A provocare i danni più ingenti, come ormai noto, è stata l’esondazione del fiume Misa, che per la seconda volta in appena otto anni ha colpito il Senigalliese provocando morti e devastazione. Per la sua messa in sicurezza, l’Assetto di progetto della media e bassa valle del fiume Misa elaborato nel 2016 dall’Autorità di bacino regionale per Palazzo Raffaello aveva calcolato una spesa pari a 110 milioni di euro, di cui 48 milioni per gli interventi prioritari.

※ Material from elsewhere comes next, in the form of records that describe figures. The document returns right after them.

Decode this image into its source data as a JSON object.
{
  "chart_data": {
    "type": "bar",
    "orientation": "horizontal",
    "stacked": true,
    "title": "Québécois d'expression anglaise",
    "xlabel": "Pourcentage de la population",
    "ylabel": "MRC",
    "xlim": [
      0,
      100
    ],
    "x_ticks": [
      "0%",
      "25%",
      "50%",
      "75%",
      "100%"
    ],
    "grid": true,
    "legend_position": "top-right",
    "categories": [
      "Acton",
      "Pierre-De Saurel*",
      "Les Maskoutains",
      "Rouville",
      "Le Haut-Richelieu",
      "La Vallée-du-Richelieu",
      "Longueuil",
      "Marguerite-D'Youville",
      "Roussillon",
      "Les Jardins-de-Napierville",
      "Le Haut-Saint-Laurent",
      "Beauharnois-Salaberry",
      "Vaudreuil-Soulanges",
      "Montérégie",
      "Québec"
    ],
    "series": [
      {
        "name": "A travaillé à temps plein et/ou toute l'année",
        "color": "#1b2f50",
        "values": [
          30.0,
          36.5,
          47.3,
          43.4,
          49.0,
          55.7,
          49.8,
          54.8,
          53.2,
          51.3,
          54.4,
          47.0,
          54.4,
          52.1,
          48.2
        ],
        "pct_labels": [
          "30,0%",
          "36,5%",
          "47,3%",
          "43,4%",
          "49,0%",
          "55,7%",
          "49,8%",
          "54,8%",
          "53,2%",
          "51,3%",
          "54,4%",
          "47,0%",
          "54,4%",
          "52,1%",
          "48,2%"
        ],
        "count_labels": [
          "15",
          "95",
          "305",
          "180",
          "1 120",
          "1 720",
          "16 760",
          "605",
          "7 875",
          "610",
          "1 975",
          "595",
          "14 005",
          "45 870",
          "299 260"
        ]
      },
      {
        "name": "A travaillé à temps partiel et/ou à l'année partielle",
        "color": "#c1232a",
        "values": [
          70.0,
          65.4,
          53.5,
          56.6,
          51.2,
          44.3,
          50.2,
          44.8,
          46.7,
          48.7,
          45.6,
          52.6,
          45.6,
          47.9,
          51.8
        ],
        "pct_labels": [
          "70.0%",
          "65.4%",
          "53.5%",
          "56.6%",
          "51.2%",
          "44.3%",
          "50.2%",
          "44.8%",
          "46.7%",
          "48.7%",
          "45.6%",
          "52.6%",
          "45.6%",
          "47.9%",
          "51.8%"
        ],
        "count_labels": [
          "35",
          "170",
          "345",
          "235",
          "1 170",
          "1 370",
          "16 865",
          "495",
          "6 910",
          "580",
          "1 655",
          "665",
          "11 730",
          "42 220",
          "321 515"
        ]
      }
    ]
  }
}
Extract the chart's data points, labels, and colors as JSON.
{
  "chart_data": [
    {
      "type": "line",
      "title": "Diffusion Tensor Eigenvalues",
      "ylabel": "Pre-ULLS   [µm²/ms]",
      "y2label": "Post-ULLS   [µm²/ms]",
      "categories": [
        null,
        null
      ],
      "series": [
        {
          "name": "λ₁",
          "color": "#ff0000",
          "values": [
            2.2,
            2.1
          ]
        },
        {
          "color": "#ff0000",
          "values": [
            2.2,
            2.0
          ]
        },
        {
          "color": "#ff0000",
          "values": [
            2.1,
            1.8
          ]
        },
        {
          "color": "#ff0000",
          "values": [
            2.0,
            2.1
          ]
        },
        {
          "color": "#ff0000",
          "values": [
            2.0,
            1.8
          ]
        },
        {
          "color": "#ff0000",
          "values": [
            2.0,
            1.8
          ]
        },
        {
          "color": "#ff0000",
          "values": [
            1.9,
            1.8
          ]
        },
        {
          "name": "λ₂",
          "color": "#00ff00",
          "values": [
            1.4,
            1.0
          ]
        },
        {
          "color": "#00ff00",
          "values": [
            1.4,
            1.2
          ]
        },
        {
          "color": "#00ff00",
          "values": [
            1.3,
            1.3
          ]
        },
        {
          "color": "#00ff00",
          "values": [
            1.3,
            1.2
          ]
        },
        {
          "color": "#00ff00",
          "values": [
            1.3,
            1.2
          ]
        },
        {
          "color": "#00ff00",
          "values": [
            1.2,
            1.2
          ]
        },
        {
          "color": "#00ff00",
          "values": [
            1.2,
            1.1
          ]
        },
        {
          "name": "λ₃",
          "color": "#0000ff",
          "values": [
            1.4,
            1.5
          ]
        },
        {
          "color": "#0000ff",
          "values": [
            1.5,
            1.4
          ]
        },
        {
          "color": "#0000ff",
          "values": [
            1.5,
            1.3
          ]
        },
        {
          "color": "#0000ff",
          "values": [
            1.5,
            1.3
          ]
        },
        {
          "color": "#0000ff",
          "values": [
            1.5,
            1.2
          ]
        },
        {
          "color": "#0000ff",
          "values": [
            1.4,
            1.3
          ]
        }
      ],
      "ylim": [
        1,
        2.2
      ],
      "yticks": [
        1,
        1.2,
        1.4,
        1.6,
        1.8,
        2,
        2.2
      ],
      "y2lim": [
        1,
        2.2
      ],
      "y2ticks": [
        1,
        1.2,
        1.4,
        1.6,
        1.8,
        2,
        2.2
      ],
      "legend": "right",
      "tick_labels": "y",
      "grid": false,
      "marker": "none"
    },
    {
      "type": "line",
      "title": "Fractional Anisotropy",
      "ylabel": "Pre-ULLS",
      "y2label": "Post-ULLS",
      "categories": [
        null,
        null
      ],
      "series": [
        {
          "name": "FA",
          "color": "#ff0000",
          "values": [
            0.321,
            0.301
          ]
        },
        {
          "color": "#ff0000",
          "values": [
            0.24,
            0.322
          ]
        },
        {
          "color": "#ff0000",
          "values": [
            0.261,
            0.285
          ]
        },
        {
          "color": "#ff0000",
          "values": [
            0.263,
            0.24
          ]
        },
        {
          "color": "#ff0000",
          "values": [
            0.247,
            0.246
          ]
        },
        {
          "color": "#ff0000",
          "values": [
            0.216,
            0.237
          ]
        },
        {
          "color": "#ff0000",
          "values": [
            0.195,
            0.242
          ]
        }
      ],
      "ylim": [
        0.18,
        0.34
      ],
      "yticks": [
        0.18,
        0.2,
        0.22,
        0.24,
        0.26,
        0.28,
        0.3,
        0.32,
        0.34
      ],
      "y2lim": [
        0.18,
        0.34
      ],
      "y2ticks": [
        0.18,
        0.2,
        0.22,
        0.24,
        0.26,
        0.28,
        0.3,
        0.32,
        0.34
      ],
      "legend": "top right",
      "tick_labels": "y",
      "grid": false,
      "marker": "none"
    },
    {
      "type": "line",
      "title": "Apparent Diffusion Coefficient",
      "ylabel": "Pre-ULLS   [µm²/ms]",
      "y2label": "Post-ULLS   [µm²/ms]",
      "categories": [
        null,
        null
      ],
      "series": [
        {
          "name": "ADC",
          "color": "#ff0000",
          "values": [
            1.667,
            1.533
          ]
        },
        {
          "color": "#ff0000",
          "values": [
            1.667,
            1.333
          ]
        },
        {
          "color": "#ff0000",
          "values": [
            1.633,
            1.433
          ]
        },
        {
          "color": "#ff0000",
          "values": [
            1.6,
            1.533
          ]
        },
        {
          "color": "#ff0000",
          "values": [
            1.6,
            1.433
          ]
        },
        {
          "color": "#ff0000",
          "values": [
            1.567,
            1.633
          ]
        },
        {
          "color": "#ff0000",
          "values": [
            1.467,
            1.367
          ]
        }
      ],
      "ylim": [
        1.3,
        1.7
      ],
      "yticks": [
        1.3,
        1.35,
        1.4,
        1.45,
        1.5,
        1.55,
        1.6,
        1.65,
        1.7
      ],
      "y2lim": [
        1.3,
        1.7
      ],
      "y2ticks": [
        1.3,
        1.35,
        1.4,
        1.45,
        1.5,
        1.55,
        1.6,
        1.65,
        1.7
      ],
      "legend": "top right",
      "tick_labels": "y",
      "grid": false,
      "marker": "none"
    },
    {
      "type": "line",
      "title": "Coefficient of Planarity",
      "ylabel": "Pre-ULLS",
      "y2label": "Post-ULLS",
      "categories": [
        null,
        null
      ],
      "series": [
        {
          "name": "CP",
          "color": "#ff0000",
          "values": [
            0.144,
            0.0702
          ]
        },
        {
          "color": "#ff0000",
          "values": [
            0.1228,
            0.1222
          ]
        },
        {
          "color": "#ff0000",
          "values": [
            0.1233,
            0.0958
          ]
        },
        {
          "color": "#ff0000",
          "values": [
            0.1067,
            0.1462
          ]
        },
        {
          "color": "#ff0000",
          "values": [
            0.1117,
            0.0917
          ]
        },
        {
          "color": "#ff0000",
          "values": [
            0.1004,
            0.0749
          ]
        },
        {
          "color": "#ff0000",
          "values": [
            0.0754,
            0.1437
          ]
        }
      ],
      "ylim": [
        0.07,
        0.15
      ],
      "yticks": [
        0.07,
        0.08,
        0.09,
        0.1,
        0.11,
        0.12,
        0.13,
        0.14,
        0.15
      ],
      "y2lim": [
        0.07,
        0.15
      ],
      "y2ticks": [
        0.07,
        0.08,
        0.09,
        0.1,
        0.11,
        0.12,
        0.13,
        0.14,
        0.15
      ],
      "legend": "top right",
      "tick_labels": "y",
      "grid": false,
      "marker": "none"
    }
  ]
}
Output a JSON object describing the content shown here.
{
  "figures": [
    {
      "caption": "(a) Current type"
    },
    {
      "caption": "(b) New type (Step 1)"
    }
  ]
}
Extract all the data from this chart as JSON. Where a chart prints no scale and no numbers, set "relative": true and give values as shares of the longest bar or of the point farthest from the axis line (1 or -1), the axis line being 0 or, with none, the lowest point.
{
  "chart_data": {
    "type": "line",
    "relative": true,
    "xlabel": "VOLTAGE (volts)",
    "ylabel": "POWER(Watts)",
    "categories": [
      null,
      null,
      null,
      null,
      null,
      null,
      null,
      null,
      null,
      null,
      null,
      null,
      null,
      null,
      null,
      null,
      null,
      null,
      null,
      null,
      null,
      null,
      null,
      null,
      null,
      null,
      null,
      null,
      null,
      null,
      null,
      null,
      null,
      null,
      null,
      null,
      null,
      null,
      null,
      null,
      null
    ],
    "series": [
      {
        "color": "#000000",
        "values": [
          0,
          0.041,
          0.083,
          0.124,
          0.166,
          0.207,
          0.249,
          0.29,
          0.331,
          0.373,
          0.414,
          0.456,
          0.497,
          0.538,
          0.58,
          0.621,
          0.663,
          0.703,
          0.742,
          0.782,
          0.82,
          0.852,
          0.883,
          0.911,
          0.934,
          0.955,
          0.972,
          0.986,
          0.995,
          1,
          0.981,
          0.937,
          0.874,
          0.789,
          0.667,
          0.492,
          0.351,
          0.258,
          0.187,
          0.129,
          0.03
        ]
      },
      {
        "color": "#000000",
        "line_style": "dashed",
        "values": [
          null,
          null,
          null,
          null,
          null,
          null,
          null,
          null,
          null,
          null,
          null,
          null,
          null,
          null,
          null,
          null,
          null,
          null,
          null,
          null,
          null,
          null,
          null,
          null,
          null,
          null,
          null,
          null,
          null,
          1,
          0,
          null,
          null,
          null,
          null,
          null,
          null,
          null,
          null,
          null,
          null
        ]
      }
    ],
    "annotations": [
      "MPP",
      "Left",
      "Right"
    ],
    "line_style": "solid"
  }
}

Ma la cifra era tarata sul prezzario del 2016: con i conti aggiornati ad oggi, il costo totale supera i 200 milioni di euro. Una parte del progetto è stata nel frattempo portata avanti, come ha dettagliato il dirigente del dipartimento regionale Infrastrutture e Protezione civile Nardo Goffi. Nello specifico, sono già stati impegnati e spesi 15 milioni di euro per il rifacimento degli argini e dei ponti distrutti nel 2014 e per l’avvio dei lavori per la cassa di espansione nella zona di Bettolelle (partiti solo lo scorso giugno), proprio dove nella notte tra i 15 ed il 16 ha perso la vita Gino Petrolati. Altri 17-18 milioni di euro sono in fase di progettazione es serviranno a portare a completamento gli interventi. E sommando i due capitoli di spesa, si arriva a 33 milioni. La differenza per arrivare ai 200 milioni necessari dovrà essere coperta con fondi regionali, nazionali, della programmazione europea e dei fondi Pnrr. «I 45 milioni di euro per il Misa di cui si è parlato in questi giorni non sono mai stati erogati dal ministero», specifica poi Goffi. E il riferimento è ai fondi previsti dal Piano Italia Sicura, elaborato dal governo Renzi ma mai messo a terra. 


Le vasche di espansione


Ma la domanda che più di tutte ha tenuto banco in questi giorni drammatici è volta a capire come mai i lavori per la più grande delle tre vasche di espansione da realizzare sul Misa- quella della zona di Bettolelle, appunto - siano partiti solo lo scorso giugno nonostante se ne parli dal 1982. A spiegare la storia di ordinaria burocrazia tipicamente italiana ci pensa il capo della protezione civile regionale Stefano Stefoni: «La competenza sulla sicurezza dei fiumi passa dalle province alla Regione nel 2016, dopo la riforma Delrio. Nel 2018, l’aggiudicazione del progetto elaborato dalla Provincia diventa definitiva e da qui parte la storia moderna. Il contratto poteva essere firmato solo nei primi mesi del 2020. Nel frattempo c’erano state un paio di piene che avevano cambiato in parte lo stato dei luoghi. Quindi è stato necessario rifare la parte topografica ed il computo metrico del progetto. Ho modificato il progetto perché quello che mi era stato proposto era ingestibile: prevedeva l’attivazione di 6-7 saracinesche quando la vasca entrava in funzione. La presenza di queste saracinesche, a mio avviso, rendeva inutile l’opera e mi sono preso la responsabilità di cambiare il progetto. Questo ha comportato un ulteriore passaggio con l’ufficio della Valutazione di impatto ambientale provinciale, che non voleva rilasciarci la Via. C’è stato un rimpallo tra noi e loro andato avanti anni e solo ad inizio 2022 ci hanno dato questa autorizzazione. A quel punto, tra aprile e maggio abbiamo affidato l’appalto». Il resto, è cronaca di questi giorni.